The entire fight ceased to be a hopeless struggle and instead became an elaborate dance. Sometimes the dragon gave me a tell and I would just react — rolling out of the area it was striking at and replying with my own flurry of swings without a thought. Other times, I would make a mistake, but recover faster than any of my previous attempts. This frantic waltz of blades wound to an end when my foe collapsed to the floor.
I breathed a sigh of relief. Finally, I’m done. I did it.
In my euphoric celebrations, another realization dawned on me. The fears I was facing that scared me from improving my writing and my own journey about validating my self-worth through my strengths — it was just like this entire hunt. It didn’t matter how many times I would be beaten or how many times I was forced to face my own flaws or even how impossible the dragon looked. What mattered more was the number of times I picked myself up, learned from my mistakes, and accepted the challenge. After all, I was able to slay a dragon with a few hours worth of persistence. What would happen to my writing with a years worth of persistence?

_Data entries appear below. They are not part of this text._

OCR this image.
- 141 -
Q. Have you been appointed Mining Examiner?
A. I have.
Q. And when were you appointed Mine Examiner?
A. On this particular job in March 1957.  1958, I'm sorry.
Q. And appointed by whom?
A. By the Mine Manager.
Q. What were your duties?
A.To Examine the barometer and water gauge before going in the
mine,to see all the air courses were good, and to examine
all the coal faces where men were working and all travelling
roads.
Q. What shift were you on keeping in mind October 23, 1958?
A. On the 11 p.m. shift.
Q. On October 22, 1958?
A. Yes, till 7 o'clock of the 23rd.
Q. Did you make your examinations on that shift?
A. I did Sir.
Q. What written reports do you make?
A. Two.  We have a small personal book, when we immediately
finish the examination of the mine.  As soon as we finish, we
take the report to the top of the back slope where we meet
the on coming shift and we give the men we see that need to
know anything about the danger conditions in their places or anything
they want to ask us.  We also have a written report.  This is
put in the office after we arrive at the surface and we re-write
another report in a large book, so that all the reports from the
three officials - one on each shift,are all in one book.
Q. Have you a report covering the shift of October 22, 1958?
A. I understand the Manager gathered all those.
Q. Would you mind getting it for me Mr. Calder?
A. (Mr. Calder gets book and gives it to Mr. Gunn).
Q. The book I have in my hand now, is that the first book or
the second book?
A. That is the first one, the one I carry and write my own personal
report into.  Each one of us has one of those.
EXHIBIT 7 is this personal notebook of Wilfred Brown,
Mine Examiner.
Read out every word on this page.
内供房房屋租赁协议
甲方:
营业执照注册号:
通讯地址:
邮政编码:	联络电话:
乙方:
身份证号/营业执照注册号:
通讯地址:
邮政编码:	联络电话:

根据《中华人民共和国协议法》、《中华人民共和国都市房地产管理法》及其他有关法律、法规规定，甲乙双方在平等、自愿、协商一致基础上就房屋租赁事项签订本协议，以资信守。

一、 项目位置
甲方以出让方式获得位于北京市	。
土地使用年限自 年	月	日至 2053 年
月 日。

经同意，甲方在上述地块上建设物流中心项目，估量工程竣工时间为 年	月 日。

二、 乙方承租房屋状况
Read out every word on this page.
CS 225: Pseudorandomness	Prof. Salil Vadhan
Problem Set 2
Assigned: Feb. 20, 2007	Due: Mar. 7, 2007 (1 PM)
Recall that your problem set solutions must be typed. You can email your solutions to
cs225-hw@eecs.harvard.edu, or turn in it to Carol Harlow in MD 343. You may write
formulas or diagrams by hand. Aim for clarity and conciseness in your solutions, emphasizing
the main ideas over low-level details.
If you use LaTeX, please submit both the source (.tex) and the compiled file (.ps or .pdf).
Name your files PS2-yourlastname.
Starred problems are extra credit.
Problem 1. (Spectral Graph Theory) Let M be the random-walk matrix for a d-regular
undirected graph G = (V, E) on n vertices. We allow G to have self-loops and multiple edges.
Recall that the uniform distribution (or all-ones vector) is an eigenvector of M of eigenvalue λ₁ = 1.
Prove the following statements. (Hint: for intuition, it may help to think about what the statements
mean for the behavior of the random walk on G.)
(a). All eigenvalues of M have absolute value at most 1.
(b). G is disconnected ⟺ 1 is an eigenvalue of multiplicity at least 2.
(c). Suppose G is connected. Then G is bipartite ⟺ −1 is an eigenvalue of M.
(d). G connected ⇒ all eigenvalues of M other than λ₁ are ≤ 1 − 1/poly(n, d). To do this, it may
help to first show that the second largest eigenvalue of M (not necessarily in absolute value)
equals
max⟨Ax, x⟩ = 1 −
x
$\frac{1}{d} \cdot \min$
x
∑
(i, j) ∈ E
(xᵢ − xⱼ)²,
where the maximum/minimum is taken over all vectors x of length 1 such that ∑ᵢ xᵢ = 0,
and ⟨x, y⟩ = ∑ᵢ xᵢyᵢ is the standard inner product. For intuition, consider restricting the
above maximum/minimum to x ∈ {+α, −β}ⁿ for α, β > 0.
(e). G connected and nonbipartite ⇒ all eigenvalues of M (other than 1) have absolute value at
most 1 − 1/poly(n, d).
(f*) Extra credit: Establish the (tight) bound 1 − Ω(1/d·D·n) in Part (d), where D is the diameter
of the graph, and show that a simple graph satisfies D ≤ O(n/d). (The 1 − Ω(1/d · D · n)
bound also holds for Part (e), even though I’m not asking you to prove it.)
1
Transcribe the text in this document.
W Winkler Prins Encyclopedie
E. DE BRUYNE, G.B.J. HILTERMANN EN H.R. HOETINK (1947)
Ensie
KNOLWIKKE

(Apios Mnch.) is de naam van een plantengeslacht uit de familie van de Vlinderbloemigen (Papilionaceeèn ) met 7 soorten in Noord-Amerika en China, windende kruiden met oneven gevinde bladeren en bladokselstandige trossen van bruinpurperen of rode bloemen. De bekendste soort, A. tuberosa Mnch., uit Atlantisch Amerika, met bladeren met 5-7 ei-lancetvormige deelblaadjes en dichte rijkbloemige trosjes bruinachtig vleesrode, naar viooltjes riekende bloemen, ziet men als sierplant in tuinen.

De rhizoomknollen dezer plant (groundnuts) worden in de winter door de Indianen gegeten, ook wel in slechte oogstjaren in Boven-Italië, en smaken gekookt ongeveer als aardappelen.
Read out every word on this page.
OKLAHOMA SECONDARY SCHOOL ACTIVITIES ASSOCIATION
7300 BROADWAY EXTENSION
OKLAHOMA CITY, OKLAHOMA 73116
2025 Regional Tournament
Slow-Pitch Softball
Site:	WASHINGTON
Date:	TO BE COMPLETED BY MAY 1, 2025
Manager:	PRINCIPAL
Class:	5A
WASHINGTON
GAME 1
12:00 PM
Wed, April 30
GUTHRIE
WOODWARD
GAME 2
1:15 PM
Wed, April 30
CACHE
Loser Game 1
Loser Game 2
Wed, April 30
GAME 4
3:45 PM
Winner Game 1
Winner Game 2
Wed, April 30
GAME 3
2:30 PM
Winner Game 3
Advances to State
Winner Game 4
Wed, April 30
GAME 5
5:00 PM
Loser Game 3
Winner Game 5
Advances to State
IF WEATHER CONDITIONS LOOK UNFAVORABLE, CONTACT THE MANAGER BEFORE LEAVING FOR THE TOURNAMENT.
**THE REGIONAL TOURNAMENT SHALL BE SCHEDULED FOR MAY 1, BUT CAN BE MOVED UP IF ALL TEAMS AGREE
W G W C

Much like the dragon I had just slain, the obstacles in my life were nothing more than stepping stones leading to a better me. In this same sense, carving up the damned thing and wearing it as armor served as a reminder that I had not only conquered these obstacles, but I had accepted them into my life, mastered them, and become stronger for my troubles. Video games in this sense are no longer just tools you can escape reality with, but metaphors for life that you can interact with and truly feel. The final message will vary based on what game you’re playing, but that’s where the beauty of interacting with these fictional universes lie. Once the console is turned off, and the controller is no longer in your hands, that final message will always be something you’ll carry in your life.
The late Terry Pratchett touched on this idea when he once said, “Fantasy is an exercise bicycle for the mind. It might not take you anywhere, but it tones up the muscles that can.”
Or in the words of Neil Gaiman: “Fairy tales are more than true: not because they tell us that dragons exist, but because they tell us that dragons can be beaten.”